Every experimental physicist knows those surprising and inexplicable apparent ‘effects’ which in his laboratory can perhaps even be reproduced for some time, but which finally disappear without trace. Of course, no physicist would say in such a case that he had made a scientific discovery (though he might try to rearrange his experiments so as to make the effect reproducible). Indeed the scientifically significant physical effect may be defined as that which can be regularly reproduced by anyone who carries out the appropriate experiment in the way prescribed. No serious physicist would offer for publication, as a scientific discovery, any such ‘occult effect,’ as I propose to call it – one for whose reproduction he could give no instructions. (Karl Popper, The Logic of Scientific Discovery, pp. 23-24)

Interpreting results

What happens when the data are inconsistent with the repeatability theory – original != replication? As with all empirical results, we have to consider multiple interpretations. This is true in all of science and has been recognized for a long time; replications are not special in this regard. An observed discrepancy between the original result and a replication[4] is an empirical finding that needs to be interpreted like any other empirical finding. However, a few issues come up commonly in interpreting replications:

First vs. latest. There is nothing special about an experiment being either the first or the latest, ceteris paribus. However ceteris is rarely paribus. If the replication has more power or if the scientific community gets to see its results through a less biased process than the original (e.g., due to pre-registration or a results-independent publication process), those things should give it more weight.
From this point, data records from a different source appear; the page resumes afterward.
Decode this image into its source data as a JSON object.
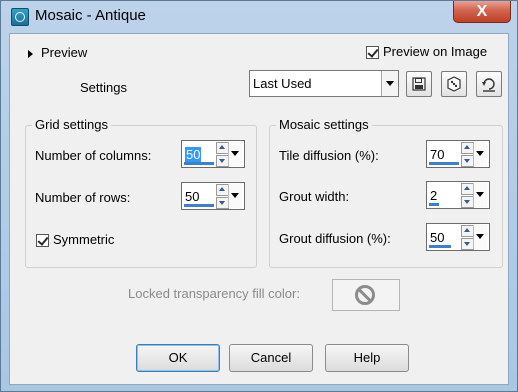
{
  "window": {
    "title": "Mosaic - Antique",
    "close_label": "X"
  },
  "preview": {
    "label": "Preview",
    "preview_on_image_label": "Preview on Image",
    "preview_on_image_checked": true
  },
  "settings": {
    "label": "Settings",
    "preset_value": "Last Used"
  },
  "grid_settings": {
    "title": "Grid settings",
    "columns_label": "Number of columns:",
    "columns_value": "50",
    "rows_label": "Number of rows:",
    "rows_value": "50",
    "symmetric_label": "Symmetric",
    "symmetric_checked": true
  },
  "mosaic_settings": {
    "title": "Mosaic settings",
    "tile_diffusion_label": "Tile diffusion (%):",
    "tile_diffusion_value": "70",
    "grout_width_label": "Grout width:",
    "grout_width_value": "2",
    "grout_diffusion_label": "Grout diffusion (%):",
    "grout_diffusion_value": "50"
  },
  "locked_fill": {
    "label": "Locked transparency fill color:"
  },
  "buttons": {
    "ok": "OK",
    "cancel": "Cancel",
    "help": "Help"
  },
  "icons": [
    "app-icon",
    "save-icon",
    "randomize-icon",
    "reset-icon",
    "no-color-icon"
  ]
}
Technical skills. A technical analysis of the methods used and labs’ track records with them is appropriate. I am not much swayed by broad appeals to experimental “artistry.” Instead, I find these interpretations more persuasive when someone can put forward a plausible candidate for something important in the original that is not easy to standardize or carry off without specific skills. For example, a computer-administered experiment is possible to standardize and audit (and in some cases the code and digital stimuli can be reproduced exactly). But an experiment that involves confederates or cover stories might be harder to pull off for a lab that does not do that routinely. When that is the case, manipulation checks, lab visits/exchanges (in person or through video), and other validation procedures become important.

Moderators. Replications can never reproduce every single aspect of the original study. They do their best to reproduce everything that the original specification, technical knowledge, and common sense say should matter. But they can and will still depart from original studies in any number of ways: the subject pool being drawn from, the local social and cultural context, procedural changes made for practical reasons, etc. When the replication departs substantially from the original, it is fair to consider possible moderators. But moderator interpretations are nearly always post hoc, and should be weighed accordingly until we have more data.

I think it’s also important to point out that the possibility of unanticipated moderators is not a problem with replications; rather, if you are interested in discovery it is a very good reason to run them. Consider a hypothetical example from a recent blog post by Tim Wilson: a study originally run in the laboratory that produces a smaller effect in an online replication. Wilson imagines this is an outcome that a replicator with improbable amounts of both malevolence and prescience might arrange on purpose. But a far more likely scenario is that if the original specification, technical knowledge, and common sense all say that offline-online shouldn’t matter but it turns out that it does, that could actually be a very interesting discovery! People are living more of their lives online, and it is important to know how social cognition and behavior work in virtual spaces. And a discovery like that might also save other scientists a lot of wasted effort and resources, if for example they thought the experiment would work online and planned to run replicate-and-extend studies or adapt parts of the original procedure for new studies. In the end, Wilson’s example of replication gone wrong looks more like a useful discovery.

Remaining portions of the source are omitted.